Edificações da vizinhança em condições técnicas inadequadas, portanto, sempre terão uma parcela de responsabilidade na eventual ocorrência de danos nas mesmas, quando do rebaixamento do lençol freático de obra das proximidades. Pode-se até mesmo afirmar que essa responsabilidade deve ser totalmente atribuída ao proprietário do imóvel vizinho à obra com rebaixamento, caso sua edificação seja comprovadamente irregular e não possua fundações com o mínimo de resistência necessária para manter sua estabilidade.

Afinal, salvo melhor juízo (s.m.j.), não se pode impedir alguém de bem edificar, utilizando-se legalmente da correta técnica de rebaixamento do lençol freático, em função de terceiros que não protegem adequadamente seus imóveis. S.m.j., o inverso seria o impedimento do direito de construir e mais, o impedimento do direito social de urbanização e crescimento das cidades. A dificuldade dessas perícias, portanto, está em se determinar e bem mensurar os índices de influência dos diversos fatores (endógenos, exógenos, naturais e funcionais) nas anomalias desses imóveis vizinhos às obras com rebaixamento do lençol, pois, em geral, todos eles têm alguma parcela de contribuição.

Roteiro de perícias em edificações

É importante que a verificação dos danos nos imóveis vizinhos siga algum roteiro de perícia em edificações, reportando-se a trecho transcrito do capítulo 15 – “Procedimentos das Perícias em Edificações”, de autoria do infra-assinado, do livro “Engenharia Legal – Novos Estudos” editado pela LEUD, nos seguintes termos:

“Cabe esclarecer que as perícias em edificações visam, primordialmente, a determinação das causas e mecanismos de ação de anomalias prediais, cujos fatores originários genéricos podem ser classificados nos seguintes grupos: meio ambiente; exógenas; endógenas; manutenção; e uso.

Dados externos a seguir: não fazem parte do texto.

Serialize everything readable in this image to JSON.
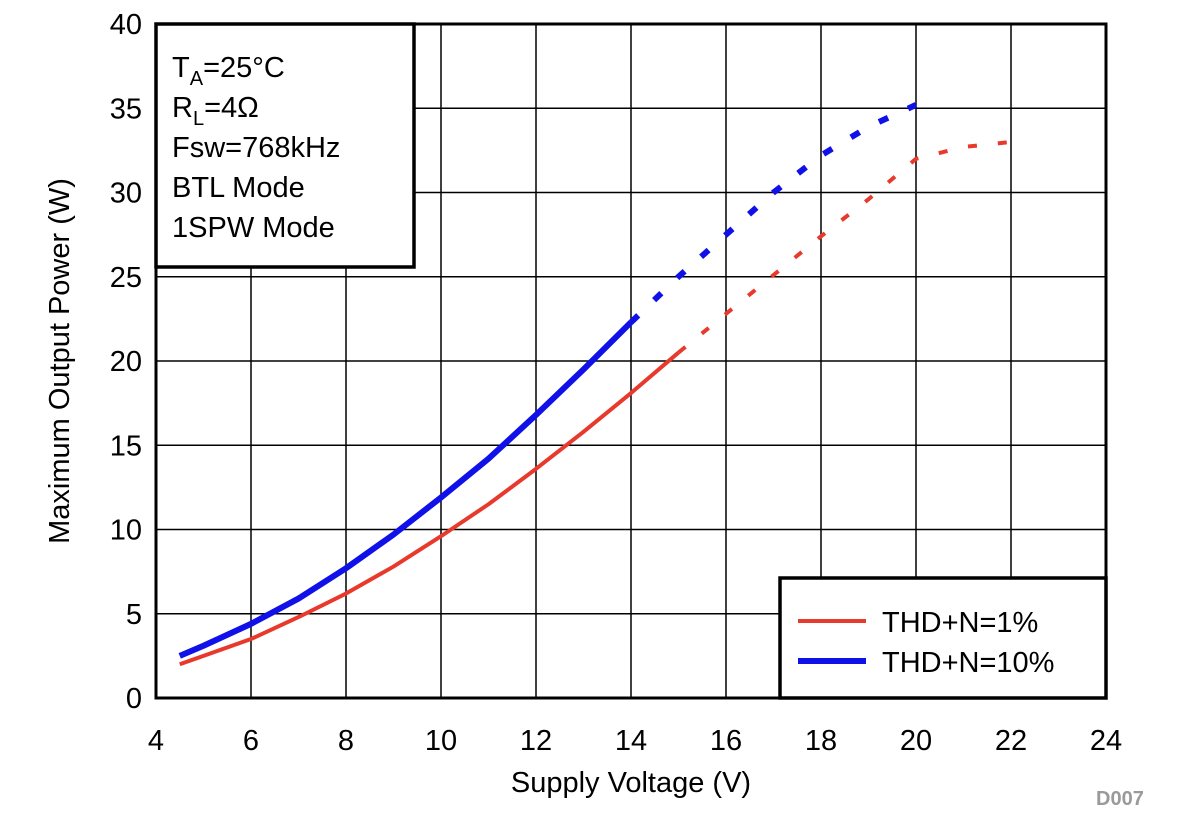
{
  "chart_data": {
    "type": "line",
    "xlabel": "Supply Voltage (V)",
    "ylabel": "Maximum Output Power (W)",
    "xlim": [
      4,
      24
    ],
    "ylim": [
      0,
      40
    ],
    "x_ticks": [
      "4",
      "6",
      "8",
      "10",
      "12",
      "14",
      "16",
      "18",
      "20",
      "22",
      "24"
    ],
    "y_ticks": [
      "0",
      "5",
      "10",
      "15",
      "20",
      "25",
      "30",
      "35",
      "40"
    ],
    "grid": true,
    "conditions": {
      "ta_main": "T",
      "ta_sub": "A",
      "ta_value": "=25°C",
      "rl_main": "R",
      "rl_sub": "L",
      "rl_value": "=4Ω",
      "fsw": "Fsw=768kHz",
      "btl": "BTL Mode",
      "mode": "1SPW Mode"
    },
    "legend_position": "bottom-right",
    "series": [
      {
        "name": "THD+N=1%",
        "color": "#e8392d",
        "solid": [
          [
            4.5,
            2.0
          ],
          [
            5,
            2.5
          ],
          [
            6,
            3.5
          ],
          [
            7,
            4.8
          ],
          [
            8,
            6.2
          ],
          [
            9,
            7.8
          ],
          [
            10,
            9.6
          ],
          [
            11,
            11.5
          ],
          [
            12,
            13.6
          ],
          [
            13,
            15.8
          ],
          [
            14,
            18.1
          ],
          [
            15,
            20.5
          ]
        ],
        "dotted": [
          [
            15,
            20.5
          ],
          [
            16,
            22.8
          ],
          [
            17,
            25.1
          ],
          [
            18,
            27.4
          ],
          [
            19,
            29.6
          ],
          [
            20,
            32.0
          ],
          [
            21,
            32.7
          ],
          [
            22,
            33.0
          ]
        ]
      },
      {
        "name": "THD+N=10%",
        "color": "#1010e8",
        "solid": [
          [
            4.5,
            2.5
          ],
          [
            5,
            3.1
          ],
          [
            6,
            4.4
          ],
          [
            7,
            5.9
          ],
          [
            8,
            7.7
          ],
          [
            9,
            9.7
          ],
          [
            10,
            11.9
          ],
          [
            11,
            14.2
          ],
          [
            12,
            16.8
          ],
          [
            13,
            19.5
          ],
          [
            14,
            22.3
          ]
        ],
        "dotted": [
          [
            14,
            22.3
          ],
          [
            15,
            25.0
          ],
          [
            16,
            27.5
          ],
          [
            17,
            30.0
          ],
          [
            18,
            32.2
          ],
          [
            19,
            33.9
          ],
          [
            20,
            35.2
          ]
        ]
      }
    ]
  },
  "watermark": "D007"
}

Vale destacar, ainda, que a perícia de edificação para a determinação das origens das anomalias construtivas e falhas deve se orientar por uma sequência lógica de vistorias, exames, análises, interpretações e procedimentos, cuja ordem mais utilizada no meio pericial é a seguinte:

1°) Verificação geral do local, com vistas a se determinar o contexto da edificação no bairro e entorno, anotando as compatibilidades e discrepâncias; 

2°) A análise preliminar da documentação técnica do imóvel-motivo para a apuração genérica de suas características e especificações (técnicas, de uso, de manutenção e outras); 

3°) A apuração das influências das condições naturais e meio ambiente da região visando o levantamento de eventos que possam gerar anomalias naturais (por ação da natureza) na edificação-motivo; 

4°) Os exames das edificações confrontantes ao imóvel-motivo, para determinar as suas características e condições físicas, bem como de outras particularidades que possam indicar a correlação de ambas no tocante à ocorrência de anomalias exógenas; 

5°) A minuciosa vistoria da edificação-motivo para o levantamento de suas patologias (técnicas, de uso e manutenção); 

6°) Preliminares análises e conclusões das causas das anomalias e falhas constatadas; 

7°) Segunda vistoria e interpretações avançadas das anomalias construtivas e falhas para confirmação ou retificação das conclusões preliminares; 

8°) Preparação dos anexos com os documentos e quadros fotográficos ilustrativos; 

9°) Preparação da fundamentação técnica da origem e causa de cada uma das anomalias e falhas constatadas; 

10°) Final redação e montagem do laudo ou parecer.”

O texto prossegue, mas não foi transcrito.